Начнем вот с чего: то отцовское обвинение в трусости не уничтожило Орту – он поразительным образом с ним справился. Можно предположить, что это клеймо подпитало все то хорошее, что потом было: его щедрость, его благотворительность, желание исправиться, искупить свои прегрешения, спасая других. Альенде стал для него ярким примером всего наилучшего, что есть в нас всех. И после, когда тот случай с рыбой ударил прямо по его достижениям и основам, он отреагировал с помощью сказки, где стал падшим героем, который восстает – на этот раз, чтобы спасти прекрасную Деву Землю, или, скорее, Мать-Землю, которую губят ее слепые и жадные дети. Сказка эта основана на надежде на то, что мы способны исправиться, как исправился сам Орта, превратив знание о нанесенном им ущербе в стимул к изменениям. Эта сказка утверждала, что мы заслуживаем того, чтобы нас спасли, потому что на самом деле мы не хищники, не лжецы и не предатели – это не наша суть. В этом сюжете сам Орта оставался невинным, а зло, если и существует, должно быть побеждено. Но то, что он узнал о себе в том лесу, не укладывалось ни в какую сказку: отвратительное убийство дятлов стало поступком, который ему никогда не искупить. Это было страшнее, гораздо страшнее вида пластика, которым он нафаршировал мир. Потому что рыба была косвенной, непреднамеренной жертвой: насильственные действия не совершались добровольно, открыто, специально. Он мог смягчить свою вину в отравлении океана уверенностью в том, что он не похож на тех, кто убил его мать в Треблинке, кто убил бы его, если бы он не сделался невидимым, чтобы выжить… выжить – и убить птиц.

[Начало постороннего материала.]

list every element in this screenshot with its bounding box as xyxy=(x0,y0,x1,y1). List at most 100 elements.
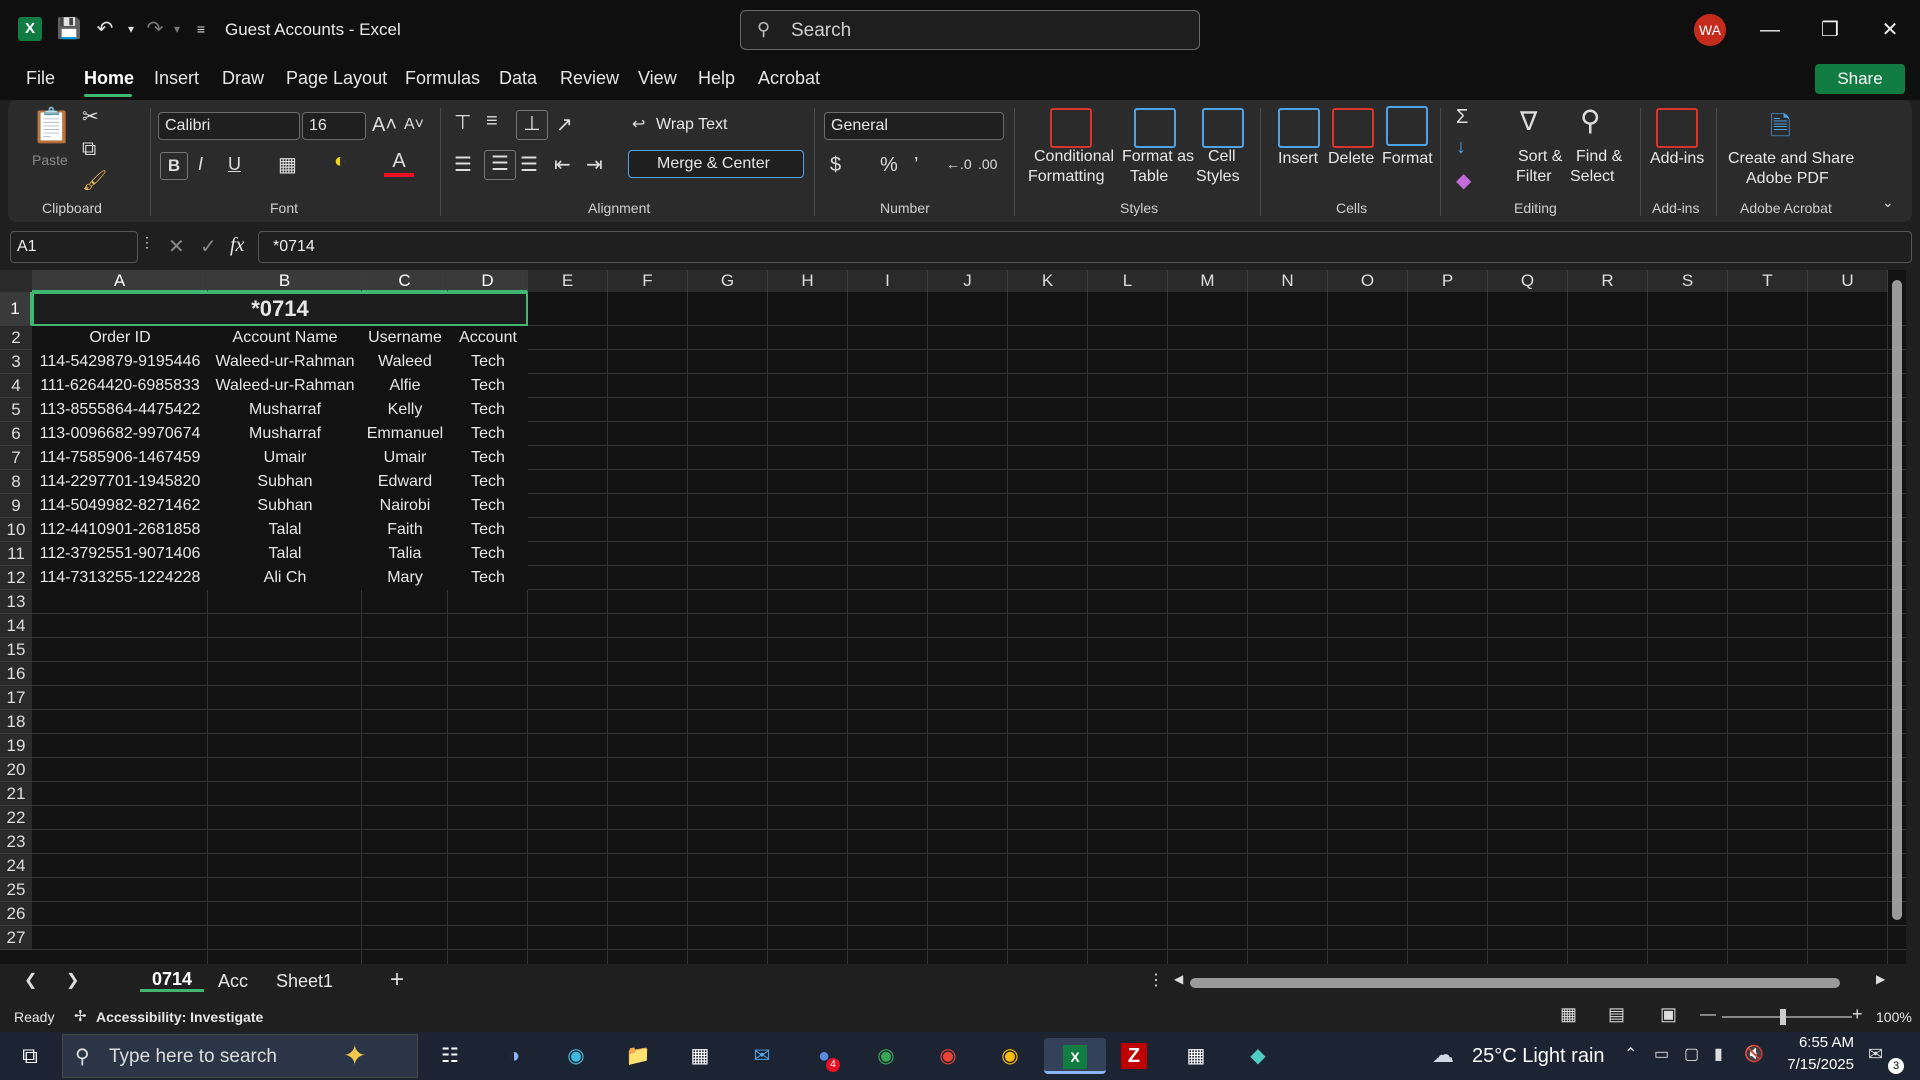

И что потом? Ошеломленной своим преступлением против природы, осознавая гниль мира и свою собственную, он больше всего нуждался в том, чтобы его отец был стойким и надежным… ему нужна была сильная рука, которая удерживала бы его на краю обрыва, когда он, как опасалась Пилар, готов броситься вниз.
И вот теперь отец нечаянно его столкнул. Карл разглядел в Джозефе ту же глухую безнадежность, которая сочилась из глаз узников Маутхаузена перед тем, как они бросались со своей скалы, – и, видимо, вспомнил, что думал в то время и что повторял с тех пор: только трусы кончают с собой, настоящие мужчины бросают вызов судьбе. Карл увидел в убийстве тех птиц проявление высшего мужества и решил, что теперь его сыну необходимо поверить, что он всегда был отважным, что самой верной стратегией будет смыть то клеймо трусости, которое он сам же и нанес. Возможно, Карл только что придумал, что мальчик Джозеф был невероятно смелым, – просто чтобы его подбодрить. Но когда бы он ни лгал, тогда или сейчас, он выбрал неудачное время для признания в прежнем обмане – выбил почву из-под ног своего сына, оставил его обнаженным и неприкаянным, обрекая на сомнения в себе прошлом как раз в тот момент, когда он жаждал хоть какой-то стабильности.